Assolutamente sì. Sono d’accordo. La vera domanda penso sia “La gente se ne sta accorgendo?”. Perché parliamoci chiaro, veniamo da ormai più di dieci anni di talent show, veniamo in questi giorni da una delle peggiori (spero, perché di solito non lo seguo, ma a sto giro per il 90% degli artisti ho provato proprio pena) edizioni del Festival della Canzone Italiana, fa davvero così scalpore che un certo indie-non-più-indie-ma-forse-chiamiamolo-itpop-o-forse-sarà-semplicemente-pop punti molto sull’apparenza? A me il progetto Cambogia ha fatto ridere, puzzava di troll lontano chilometri e forse loro stessi non sono stati in grado di gestire la cosa perfettamente fino in fondo; so che il loro obiettivo finale era quello di portare in giro un live in playback, o almeno così mi ha detto il mio caro amico fake-cantante. Purtroppo la vicenda non si è chiusa nel migliore dei modi, ma l’idea in sé era carina dal punto di vista “esperimento sociale”. Ce n’era bisogno? Boh, forse no. Si sono divertiti come matti loro a faro? Sì, e allora chissene frega. Il fatto stesso di incazzarsi per una roba del genere secondo me esprime proprio l’incapacità stessa del fruitore di comprendere le dinamiche di cui sopra (hype, social ecc.). La musica c’è, esiste, basta andarsela a cercare come si è sempre fatto. Se ci sono artisti che vogliono ottenere una certa sovraesposizione mediatica tramite altri elementi non-musicali, che siano liberi di farli. Se c’è gente che li vuole seguire anche per quello, che siano liberi di farlo. Che comunque là fuori ci sono ancora Iosonouncane, Verdena, Colapesce, Cosmo, Andrea Laszlo de Simone… Tutti artisti grandiosi che dimostrano come sia poi sempre la musica a vincere.

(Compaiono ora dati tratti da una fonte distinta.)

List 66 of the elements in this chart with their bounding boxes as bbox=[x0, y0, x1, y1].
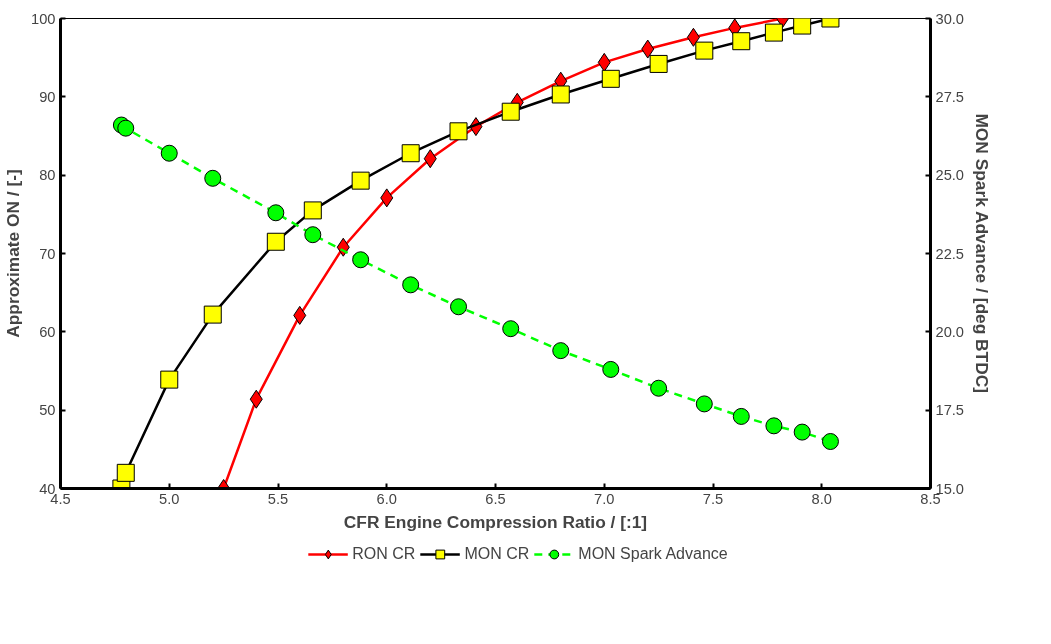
point bbox=[423, 149, 437, 169]
y2-tick-label: 17.5 bbox=[935, 402, 965, 419]
y-tick-label: 100 bbox=[31, 10, 56, 27]
point bbox=[117, 119, 135, 137]
legend-label: MON CR bbox=[464, 544, 530, 564]
point bbox=[602, 360, 620, 378]
point bbox=[597, 52, 611, 72]
point bbox=[732, 32, 751, 51]
point bbox=[793, 423, 811, 441]
point bbox=[695, 41, 714, 60]
point bbox=[160, 144, 178, 162]
point bbox=[695, 395, 713, 413]
y2-tick-label: 15.0 bbox=[935, 480, 965, 497]
point bbox=[293, 305, 307, 325]
point bbox=[501, 102, 520, 121]
y2-tick-label: 25.0 bbox=[935, 167, 965, 184]
point bbox=[449, 122, 468, 141]
y2-axis-title: MON Spark Advance / [deg BTDC] bbox=[972, 113, 993, 393]
point bbox=[249, 389, 263, 409]
point bbox=[686, 27, 700, 47]
x-tick-label: 6.0 bbox=[376, 490, 397, 507]
x-axis-title: CFR Engine Compression Ratio / [:1] bbox=[343, 511, 648, 532]
point bbox=[649, 54, 668, 73]
point bbox=[160, 370, 179, 389]
point bbox=[821, 433, 839, 450]
point bbox=[764, 23, 783, 42]
point bbox=[401, 144, 420, 163]
point bbox=[765, 417, 783, 435]
point bbox=[351, 171, 370, 190]
legend-label: MON Spark Advance bbox=[578, 544, 728, 564]
legend-label: RON CR bbox=[352, 544, 416, 564]
y2-tick-label: 27.5 bbox=[935, 88, 965, 105]
x-tick-label: 8.0 bbox=[811, 490, 832, 507]
point bbox=[450, 298, 468, 316]
point bbox=[552, 342, 570, 360]
point bbox=[551, 85, 570, 104]
y-tick-label: 90 bbox=[39, 88, 56, 105]
point bbox=[267, 204, 285, 222]
x-tick-label: 7.5 bbox=[702, 490, 724, 507]
point bbox=[203, 305, 222, 324]
point bbox=[502, 320, 520, 338]
point bbox=[116, 463, 135, 482]
x-tick-label: 5.0 bbox=[159, 490, 180, 507]
x-tick-label: 5.5 bbox=[267, 490, 289, 507]
y-tick-label: 60 bbox=[39, 323, 56, 340]
point bbox=[204, 169, 222, 187]
y2-tick-label: 20.0 bbox=[935, 323, 965, 340]
y-tick-label: 80 bbox=[39, 167, 56, 184]
point bbox=[732, 407, 750, 425]
y-tick-label: 70 bbox=[39, 245, 56, 262]
point bbox=[304, 226, 322, 244]
point bbox=[352, 251, 370, 269]
point bbox=[380, 188, 394, 208]
point bbox=[402, 276, 420, 294]
point bbox=[641, 39, 655, 59]
x-tick-label: 7.0 bbox=[594, 490, 615, 507]
point bbox=[266, 232, 285, 251]
point bbox=[303, 201, 322, 220]
y-tick-label: 50 bbox=[39, 402, 56, 419]
point bbox=[650, 379, 668, 397]
y2-tick-label: 30.0 bbox=[935, 10, 965, 27]
y-axis-title: Approximate ON / [-] bbox=[3, 169, 24, 338]
point bbox=[601, 69, 620, 88]
y2-tick-label: 22.5 bbox=[935, 245, 965, 262]
x-tick-label: 6.5 bbox=[485, 490, 506, 507]
point bbox=[793, 18, 812, 35]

Cosa puoi dirci di quella che è stata definita come la massoneria della musica italiana e del suo ruolo in questa rivoluzione musicale?
Ci sarebbe un’infinità di roba da dire e sono molto di parte ormai perché in quella community ho stretto tanti rapporti di amicizia con tante persone in giro per l’Italia, con gli amministratori stessi, che sento quotidianamente e ogni tanto ci si becca in giro. Da un punto di vista di “influencing”, come tutte le comunità giganti, Diesagiowave/Indiesagio ha la possibilità di muovere i gusti della gente e far conoscere artisti, italiani in particolare. Più che massoneria, che mi sa di qualcosa di losco e non alla luce del sole, la definirei come prima linea della musica italiana. Da fuori è vista malissimo, da molti detrattori snob pure. La verità è che su 20mila persone ci sono tizi che ne sanno, tizi che non ne sanno, tizi a cui frega e tizi a cui non frega, molto semplice. C’è gente che ascolta a ripetizione i soliti 2-3 artisti famosi, c’è altra gente che passa le giornate a parlare di Aphex Twin e Kamasi Washington. Cosa è cambiato rispetto a prima? E’ cambiato che ora c’è un posto dove confrontarsi, in modo rilassato (e simpatico = meme), soprattutto di musica, ma non solo. La diretta conseguenza è che se si genera interesse collettivo nei confronti di un nuovo artista allora è molto probabile che quell’artista emerga, ma il tutto succede in modo molto spontaneo. Torniamo sempre al solito discorso, se uno piace finirà per piacere, se uno fa schifo finirà per fare schifo. Diesagiowave in questo può semplicemente fungere da acceleratore, da incubatore.
A fine aprile, al Magnolia di Milano, i vostri raduni diventeranno un vero festival. Ti vedremo su quel palco?
Mi vedrete sicuramente in prima fila alle transenne o al bancone a sorseggiare vodkatognic.